Today, it is popping based on a new report of October car deliveries. Nio stock tanked after the company reported second-quarter earnings in September — dropping 51% in a matter of days and closing Oct. 1 at $1.32.
Now the stock is currently in a tepid recovery. But an awful lot has to go right for Nio for any recovery to actually gain traction.
Dismal Q2 Earnings
Nio released its Q2 earnings report Sept. 24 and it was a bloodbath. Among the highlights (lowlights?) for the quarter were wider-than-expected losses, a much worse gross margin than the previous quarter and the announcement that layoffs would continue in an effort to reduce headcount and expenses. Other cost-cutting measures included additional restructuring and a plan to spin off some of the company’s non-core businesses by year end.
The company was forced into dramatic cost-cutting because it was burning cash. Its reserves were down to $503 million from the $1.1 billion it had on hand just three months before. That cash situation was dire enough that NIO borrowed $200 million from its chairman and Tencent Holdings (OTCMKTS:TCEHY).
Needless to say, there was nothing there that investors liked.

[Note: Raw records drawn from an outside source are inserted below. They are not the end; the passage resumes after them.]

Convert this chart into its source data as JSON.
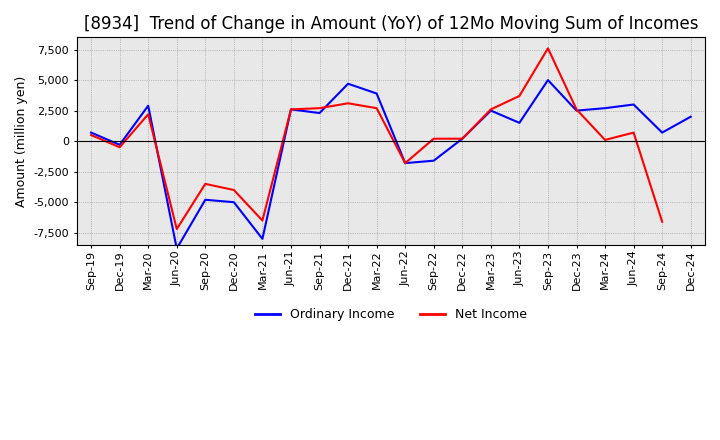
{
  "title": "[8934]  Trend of Change in Amount (YoY) of 12Mo Moving Sum of Incomes",
  "ylabel": "Amount (million yen)",
  "ylim": [
    -8500,
    8500
  ],
  "yticks": [
    -7500,
    -5000,
    -2500,
    0,
    2500,
    5000,
    7500
  ],
  "x_labels": [
    "Sep-19",
    "Dec-19",
    "Mar-20",
    "Jun-20",
    "Sep-20",
    "Dec-20",
    "Mar-21",
    "Jun-21",
    "Sep-21",
    "Dec-21",
    "Mar-22",
    "Jun-22",
    "Sep-22",
    "Dec-22",
    "Mar-23",
    "Jun-23",
    "Sep-23",
    "Dec-23",
    "Mar-24",
    "Jun-24",
    "Sep-24",
    "Dec-24"
  ],
  "ordinary_income": [
    700,
    -300,
    2900,
    -8800,
    -4800,
    -5000,
    -8000,
    2600,
    2300,
    4700,
    3900,
    -1800,
    -1600,
    200,
    2500,
    1500,
    5000,
    2500,
    2700,
    3000,
    700,
    2000
  ],
  "net_income": [
    500,
    -500,
    2200,
    -7200,
    -3500,
    -4000,
    -6500,
    2600,
    2700,
    3100,
    2700,
    -1800,
    200,
    200,
    2600,
    3700,
    7600,
    2600,
    100,
    700,
    -6600,
    null
  ],
  "ordinary_color": "#0000FF",
  "net_color": "#FF0000",
  "plot_bg_color": "#E8E8E8",
  "background_color": "#FFFFFF",
  "grid_color": "#555555",
  "title_fontsize": 12,
  "tick_fontsize": 8,
  "legend_labels": [
    "Ordinary Income",
    "Net Income"
  ]
}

October Deliveries Offer Brief Glimpse of Light
Nio stock got an unexpected double-digit lift on Oct. 8 when the company released a Q3 vehicle delivery update. The 4,799 vehicles delivered in the quarter — 2,019 in September alone — represented a 25% increase from the previous quarter and beat estimates. This morning Nio released delivery numbers for October. The 2,526 vehicles is up 25% from strong September deliveries.
Nio stock began to pop once that news hit the market. But big questions remain about the sustainability of this delivery streak.

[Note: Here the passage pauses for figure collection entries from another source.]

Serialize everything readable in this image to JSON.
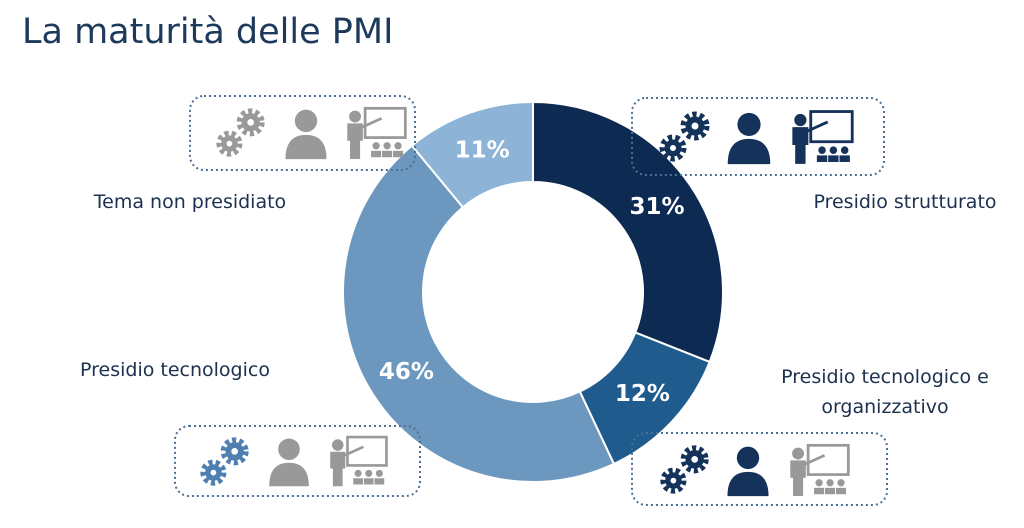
{
  "chart_data": {
    "type": "donut",
    "title": "La maturità delle PMI",
    "categories": [
      "Presidio strutturato",
      "Presidio tecnologico e organizzativo",
      "Presidio tecnologico",
      "Tema non presidiato"
    ],
    "values": [
      31,
      12,
      46,
      11
    ],
    "value_labels": [
      "31%",
      "12%",
      "46%",
      "11%"
    ],
    "colors": [
      "#0d2b52",
      "#1f5b8c",
      "#6c98bf",
      "#8db4d6"
    ]
  }
}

China’s Economic Numbers Don’t Bode Well
Nio sells its electric cars in China — and that market is stumbling.
The trade war between the U.S. and China has begun to be a serious drag on the Chinese economy. In October it was reported that China’s economic growth had dropped to the lowest levels since 1992. Also in September, car sales in the country dropped again — the 15th monthly decline in the past 16 months. And with subsidies cut, China’s electric car market has been showing double-digit declines.
It will be difficult for a luxury EV maker like NIO to maintain sales momentum in that economic climate.
More Storm Clouds for Nio Stock
Adding to the challenges is the prospect of foreign competition. “There is a coming storm of competition for Chinese electric vehicle manufacturers,” according to Wharton management professor John Paul MacDuffie, who notes that nearly 500 manufacturers have now registered to make EVs in China. Together, their manufacturing capacity once all are online is enough to produce almost three times the current sales levels.
And what happens then? MacDuffie says a shakeout in the Chinese EV industry is inevitable, and it puts struggling manufacturers like Nio under further pressure.
“Before a shakeout comes some tough price competition, [along with] higher-end, technologically sophisticated competition from the multinationals. The big players — the ones with experience like BYD — are in a better position to survive a shakeout.”
Wary investors lack confidence in whether NIO will be one of the survivors. And Nio stock’s wretched performance for most of the year reflects that doubt.
The company has often been called the Tesla (NASDAQ:TSLA) of China, but analysts at least have mixed feelings on Tesla. Even at a buck fifty for a share, there are not many analysts suggesting that Nio stock is a buy.
As of this writing, Brad Moon did not hold a position in any of the aforementioned securities.